Sumber: Kompas, Selasa, 9 September 2014

Target dividen badan usaha milik negara pada Rancangan Anggaran Pendapatan Belanja Negara Tahun 2015 dinaikkan dari yang semula diusulkan Kementerian BUMN Rp 41,0 triliun menjadi Rp 43,73 triliun. Kenaikan sumbangan dividen itu diputuskan dalam Rapat Badan Anggaran (Banggar) DPR bersama Kementerian BUMN, Kementerian Kehutanan, Kementerian Kelautan dan Perikanan, dan Kementerian Keuangan, Senin (8/9), di Jakarta.

Rapat kerja dengan agenda membahas asumsi dasar, pendapatan, defisit, dan pembiayaan itu dipimpin Wakil Ketua Banggar DPR Tamsil Linrung. Sekretaris Menteri BUMN Imam Apriyanto Putro mengatakan, PT Pertamina (Persero) masih menjadi penyumbang terbesar untuk penerimaan negara bukan pajak.

”Kami menargetkan Pertamina menyumbang sekitar 30 persen untuk dividen yang ditetapkan ini,” katanya. BUMN yang lain dinilai belum memiliki potensi sebesar Pertamina. Bahkan, dalam rapat tersebut, sejumlah BUMN menyatakan tidak bisa menyetorkan dividen karena merugi, sedangkan BUMN lainnya lebih fokus mengembangkan bisnis.
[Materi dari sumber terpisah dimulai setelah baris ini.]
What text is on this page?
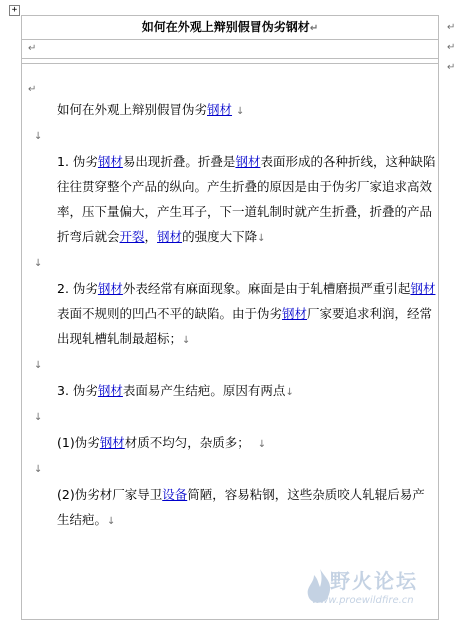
+
如何在外观上辩别假冒伪劣钢材↵
↵
↵

如何在外观上辩别假冒伪劣钢材 ↓

↓

1. 伪劣钢材易出现折叠。折叠是钢材表面形成的各种折线，这种缺陷往往贯穿整个产品的纵向。产生折叠的原因是由于伪劣厂家追求高效率，压下量偏大，产生耳子，下一道轧制时就产生折叠，折叠的产品折弯后就会开裂，钢材的强度大下降↓

↓

2. 伪劣钢材外表经常有麻面现象。麻面是由于轧槽磨损严重引起钢材表面不规则的凹凸不平的缺陷。由于伪劣钢材厂家要追求利润，经常出现轧槽轧制最超标；↓

↓

3. 伪劣钢材表面易产生结疤。原因有两点↓

↓

(1)伪劣钢材材质不均匀，杂质多； ↓

↓

(2)伪劣材厂家导卫设备简陋，容易粘钢，这些杂质咬人轧辊后易产生结疤。↓

↵
↵
↵
野火论坛
www.proewildfire.cn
BUMN yang tidak menyetorkan dividen itu, antara lain, PT Taspen, PT Jiwasraya, Perum Bulog, PT Hutama Karya, PT Pelni, PT Dirgantara Indonesia, serta PT Perkebunan Nusantara I dan II. BUMN yang merugi, antara lain, PT Krakatau Steel Tbk, PT Merpati Nusantara Airlines, PT Garuda Indonesia Tbk, PT Aneka Tambang, PT Pertani, dan PT Sang Hyang Seri.
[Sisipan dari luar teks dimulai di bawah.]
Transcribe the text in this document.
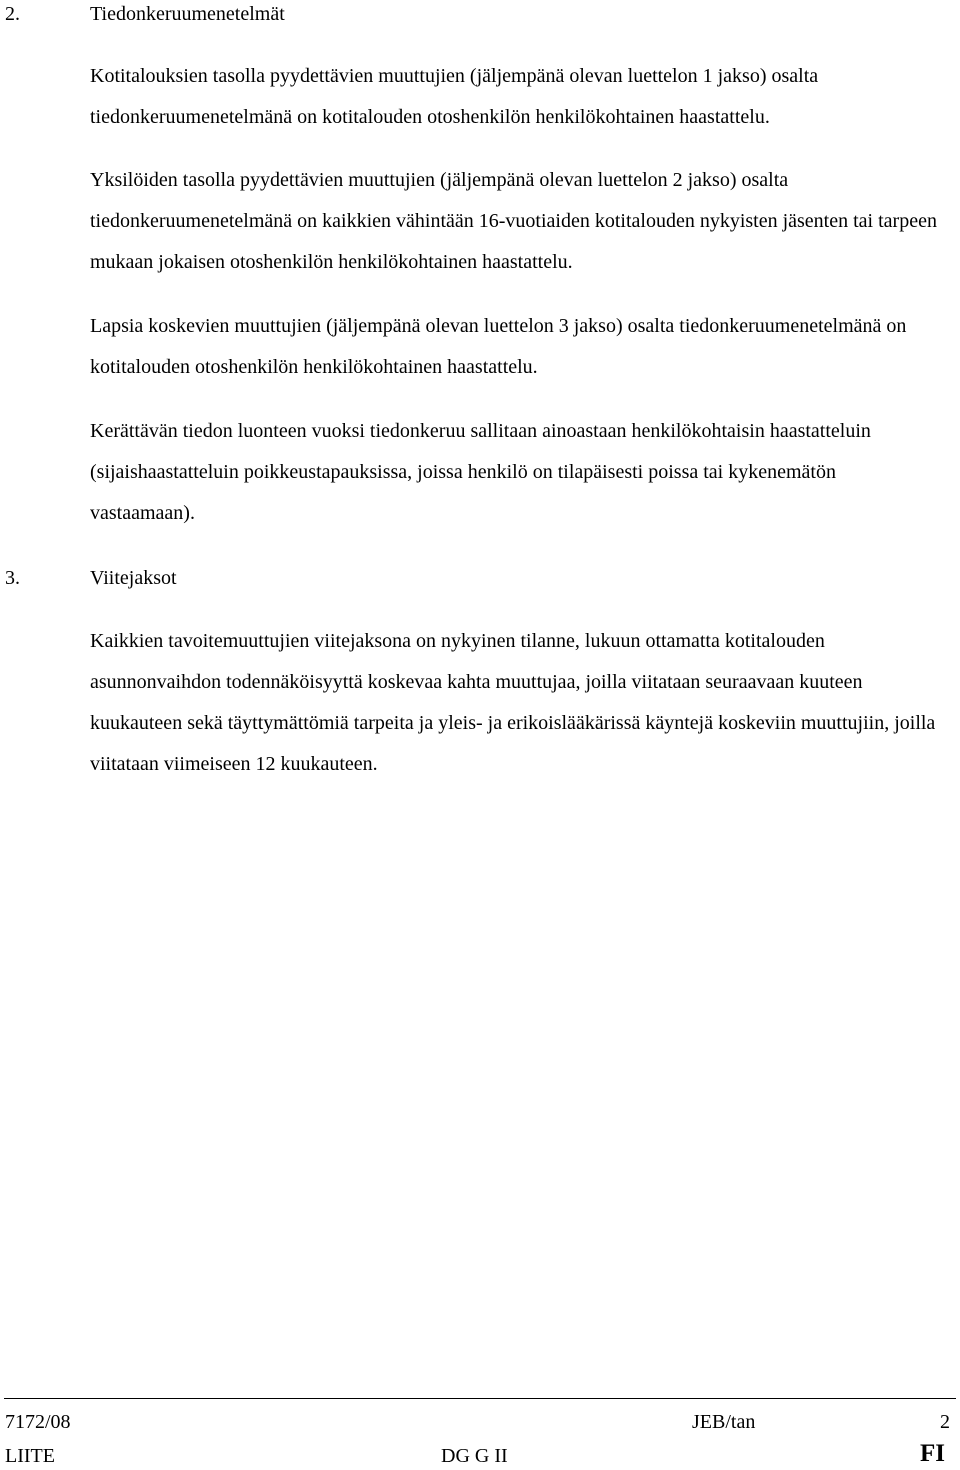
2.	Tiedonkeruumenetelmät

Kotitalouksien tasolla pyydettävien muuttujien (jäljempänä olevan luettelon 1 jakso) osalta tiedonkeruumenetelmänä on kotitalouden otoshenkilön henkilökohtainen haastattelu.

Yksilöiden tasolla pyydettävien muuttujien (jäljempänä olevan luettelon 2 jakso) osalta tiedonkeruumenetelmänä on kaikkien vähintään 16-vuotiaiden kotitalouden nykyisten jäsenten tai tarpeen mukaan jokaisen otoshenkilön henkilökohtainen haastattelu.

Lapsia koskevien muuttujien (jäljempänä olevan luettelon 3 jakso) osalta tiedonkeruumenetelmänä on kotitalouden otoshenkilön henkilökohtainen haastattelu.

Kerättävän tiedon luonteen vuoksi tiedonkeruu sallitaan ainoastaan henkilökohtaisin haastatteluin (sijaishaastatteluin poikkeustapauksissa, joissa henkilö on tilapäisesti poissa tai kykenemätön vastaamaan).

3.	Viitejaksot

Kaikkien tavoitemuuttujien viitejaksona on nykyinen tilanne, lukuun ottamatta kotitalouden asunnonvaihdon todennäköisyyttä koskevaa kahta muuttujaa, joilla viitataan seuraavaan kuuteen kuukauteen sekä täyttymättömiä tarpeita ja yleis- ja erikoislääkärissä käyntejä koskeviin muuttujiin, joilla viitataan viimeiseen 12 kuukauteen.

7172/08	JEB/tan	2
LIITE	DG G II	FI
Sejumlah anggota Banggar DPR mempertanyakan target dividen yang rendah sebagaimana diusulkan Kementerian BUMN. ”BUMN-BUMN seperti PT Pertani dan PT Sang Hyang Seri seharusnya, kan, tidak merugi. Mereka menerima subsidi untuk produk pupuk dan benih mereka dan mendistribusikannya kepada petani. Namun, itu pun masih rugi,” kata Jhoni Allen Marbun, anggota Banggar DPR.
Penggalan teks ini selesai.